Hi there, is it possible to trigger a sensor that ...
# integration-dbt
m
Hi there, is it possible to trigger a sensor that would start a run of a dbt pipeline to create some materialized views by checking for new data in a table in the database? The "source tables" from which the materialized views will be created are created and populated from other pipelines, not part of the dbt framework.
dagster bot responded by community 1
How can a sensor query the database without having a resource defined, like for an op?
a
In our case, we are setting the bq_client, dataset and table names at the time of creating the sensor.
Copy code
def gen_dbquery_sensor(bq_client, bq_dataset, job_to_run):
    @sensor(
        job=job_to_run,
        name="db_query_sensor"
    )
    def _sensor():
        query = ""
        query_job = bigquery_functions.run_query(bq_client=bq_client,dataset=bq_dataset, query=query)
        query_job.result()
        if <your condition is satisfied>:
            yield RunRequest(
                run_key=<your_unique_run_id>
            )
    return _sensor
m
Thanks for the feedback - so do you then use
gen_dbquery_sensor()
to define the final sensors elsewhere, like in the
Definitions
?
a
Correct! 🙂
m
Great, thanks. I think my case is a bit more convoluted as I also have different config that I need to supply to the resource to connect to the postgres database (ie. there are 3 databases to update, each with a different config file with connection details). Normally, with schedules, I create a schedule per database and supply the config file with the connection details at run time. Just not sure if this is possible with a sensor either.
f
Hello @Megan Beckett, are you using new (pythonic) Resources or the legacy Resources?

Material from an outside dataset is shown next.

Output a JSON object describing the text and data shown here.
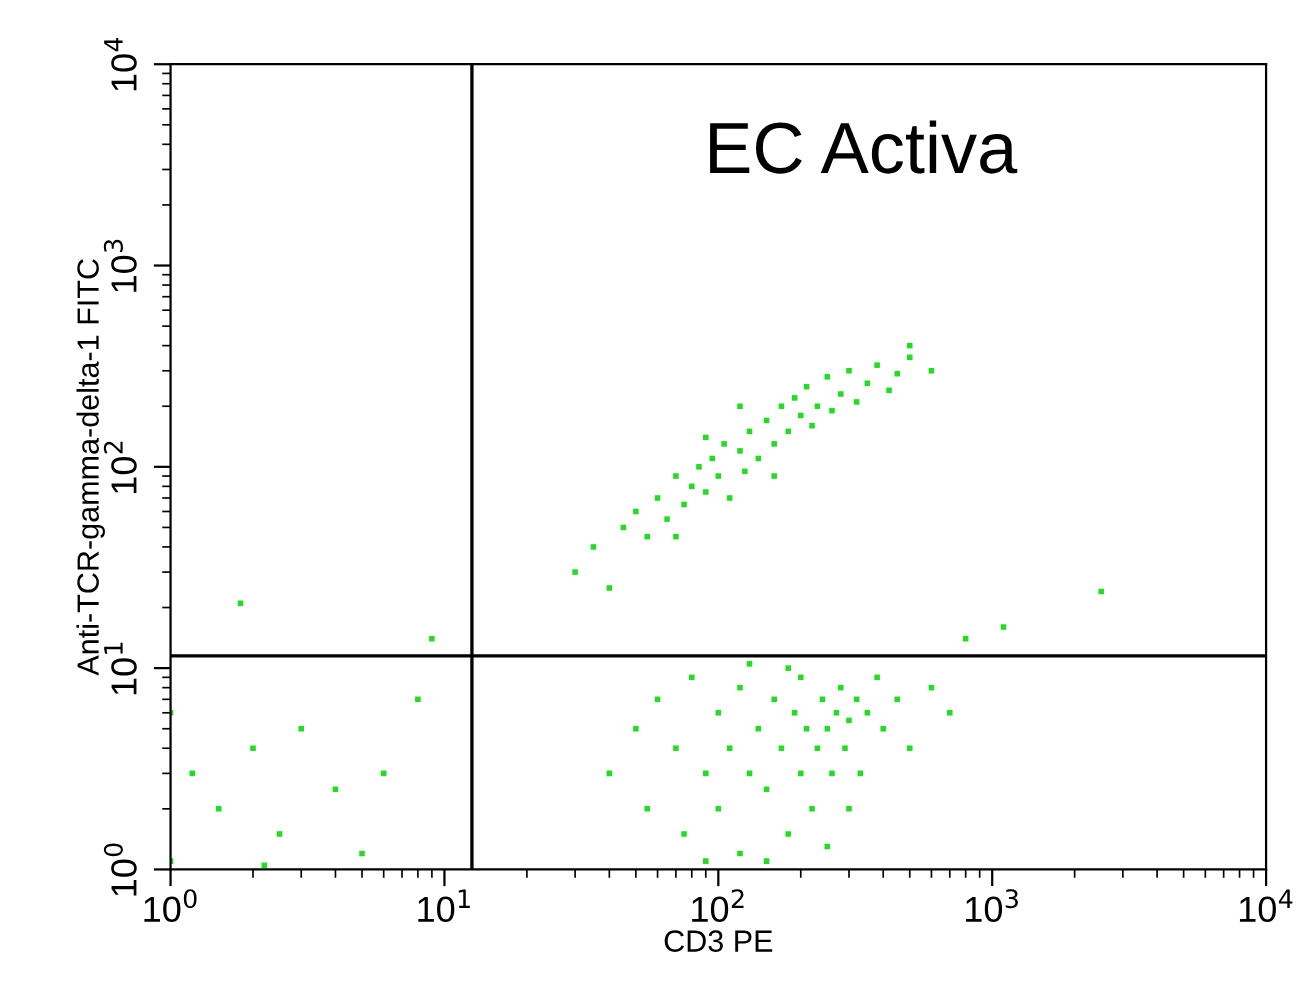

For new pythonic Resources, you can follow Using resources in sensors in the docs. For legacy Resources, you can check an older version (1.2.7) of the docs.
For legacy resources that need to be configured, you can simply provide a "configured" resource to
build_resources
m
Thanks @FĂ©lix Tremblay, that is useful. I am using the legacy resources. I don;t quite understand how to use the
build_resources
. I provide the config for the resurces at run time with a schedule normally using a yaml file. I'm going to investigate the new pythonic Resources. Just not sure if it's still possible to only supply the required config to connect to the resource at run time using a yaml file... ie. I don;t think I want to have to provide the resource to the
Definitions
as the connection details differ depending on the run required (ie. connecting to different databases).
f
Can you explain the logic behind providing the configs at run time? And many different sets of configs do you have?
Depending on the use case and the number of configs to manage, there would be different approaches to consider
If there are not too many sets of configs, I would create a configured resource for each of them and choose descriptive names. Then in the sensor logic you can choose which resource to "build"
Even if there are many sets of configs, you could read the yaml file(s), then create, configure, and add to the Definition all of the resources programmatically with a few lines of code. Afterwards you can import them in the file where your sensors are defined. If there's a large number of them you could store them in a dictionary to access them more easily
Another different approach would be to design a "master" resource that gets configured once, and can connect to the appropriate destination at run time. However the first approach would be more simple and easier to debug
In any case, I currently don't see why you would want to actually configure the resource at run time
m
We have three different databases - dev, staging and prod - and each need to be updated with the data pull from an external source and then dbt models run. So, I have a yaml config file with the database connection details for each postgresql database (resource) that is supplied to the schedules like so:
Copy code
@schedule(job=update_db_timeseriesdata_dhis2_job, execution_timezone='Africa/Johannesburg', cron_schedule="0 1 28 * *")
def demo_health_timeseriesdata_dev():
    return RunRequest(
        run_key=None,
        run_config=config_from_files(
        [
            file_relative_path(__file__, "config/demo_health/database_config_dev.yaml"),
            file_relative_path(__file__, "config/demo_health/op_config_timeseries.yaml")
        ]
    ),
    )
There is also op config that is supplied at run time as the op config varies depending on the type of data pull. So, I have just found this the easiest way. I want to change these to sensors though, rather than schedules. Hence, my questions. But, it looks like a lot of refactoring to move to the new pythonic resources and the tutorial in the Dagster docs for migrating hasn't been that useful as there are several pieces that aren't explained or are not clear to me yet.